Does playing live help you whittle down the songs that weren’t working?

Stand-up comics are really good at this. I love comedy—I’m not a standup comic. But one thing I appreciate about them is those people will write a bunch of jokes and just on blind faith try them out in public to see if they work or not. Which is crazy. I feel like a lot of the times with musicians, we don’t do that as much, or if we do, we’re very attached to the ideas as they are.

For us, we try to take the opposite approach which is, let’s go see if this is good enough. Even with these songs they changed a lot both in and out of a live context. We would play stuff and decide we did not like it at all, and we were out on it.  We’re reaching this point of playing everything and seeing what works and whatever doesn’t work, we’re getting a lot less precious with.

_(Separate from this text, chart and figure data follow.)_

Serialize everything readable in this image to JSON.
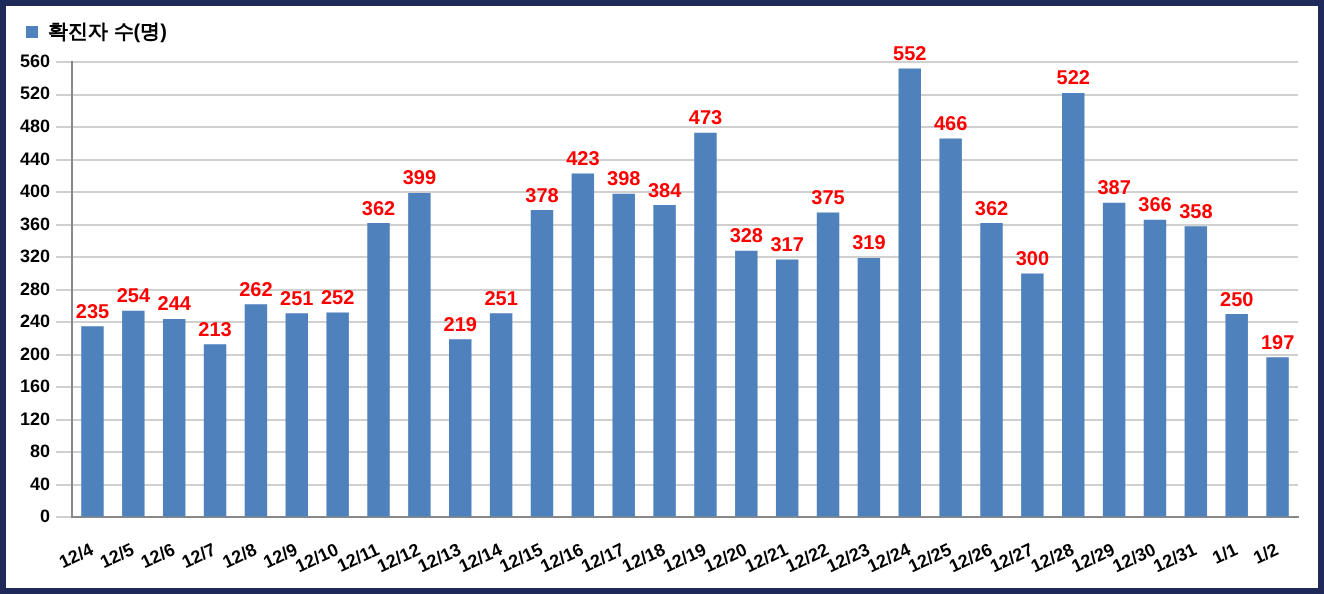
{
  "chart_data": {
    "type": "bar",
    "categories": [
      "12/4",
      "12/5",
      "12/6",
      "12/7",
      "12/8",
      "12/9",
      "12/10",
      "12/11",
      "12/12",
      "12/13",
      "12/14",
      "12/15",
      "12/16",
      "12/17",
      "12/18",
      "12/19",
      "12/20",
      "12/21",
      "12/22",
      "12/23",
      "12/24",
      "12/25",
      "12/26",
      "12/27",
      "12/28",
      "12/29",
      "12/30",
      "12/31",
      "1/1",
      "1/2"
    ],
    "series": [
      {
        "name": "확진자 수(명)",
        "color": "#4f81bd",
        "values": [
          235,
          254,
          244,
          213,
          262,
          251,
          252,
          362,
          399,
          219,
          251,
          378,
          423,
          398,
          384,
          473,
          328,
          317,
          375,
          319,
          552,
          466,
          362,
          300,
          522,
          387,
          366,
          358,
          250,
          197
        ]
      }
    ],
    "ylim": [
      0,
      560
    ],
    "yticks": [
      0,
      40,
      80,
      120,
      160,
      200,
      240,
      280,
      320,
      360,
      400,
      440,
      480,
      520,
      560
    ],
    "grid": "y",
    "legend": "top left",
    "data_labels": true
  }
}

Do you have a favorite song out of the four on the EP?

I bet if you asked all of us we would have a different answer. “Take It or Leave It” is my favorite. Part of the reason I like that song so much is because it is deceivingly simple. The verse part and chorus part have a lot of overlap. So we’re taking this simple idea and evolving it as the song goes along. In “Take It or Leave It,” we indulge in the pop stuff for two minutes and you get to that bridge section and it opens up into this midwest-emo sort of thing. That song is really representative of what makes our band sound like our band.

I really respect my little sister’s music opinion. She has awesome taste in music and is just a really funny person. When we were getting ready to pick the singles for this EP, I sent her the record and she came back and said “You should put out ‘Out of Focus’ first and you should save ‘Take It or Leave It’ for when the record comes out.”


Go Indigo’s AVEC AMOR is out now. You can anticipate their first music video releasing in a few weeks, and another EP or two on the horizon next year.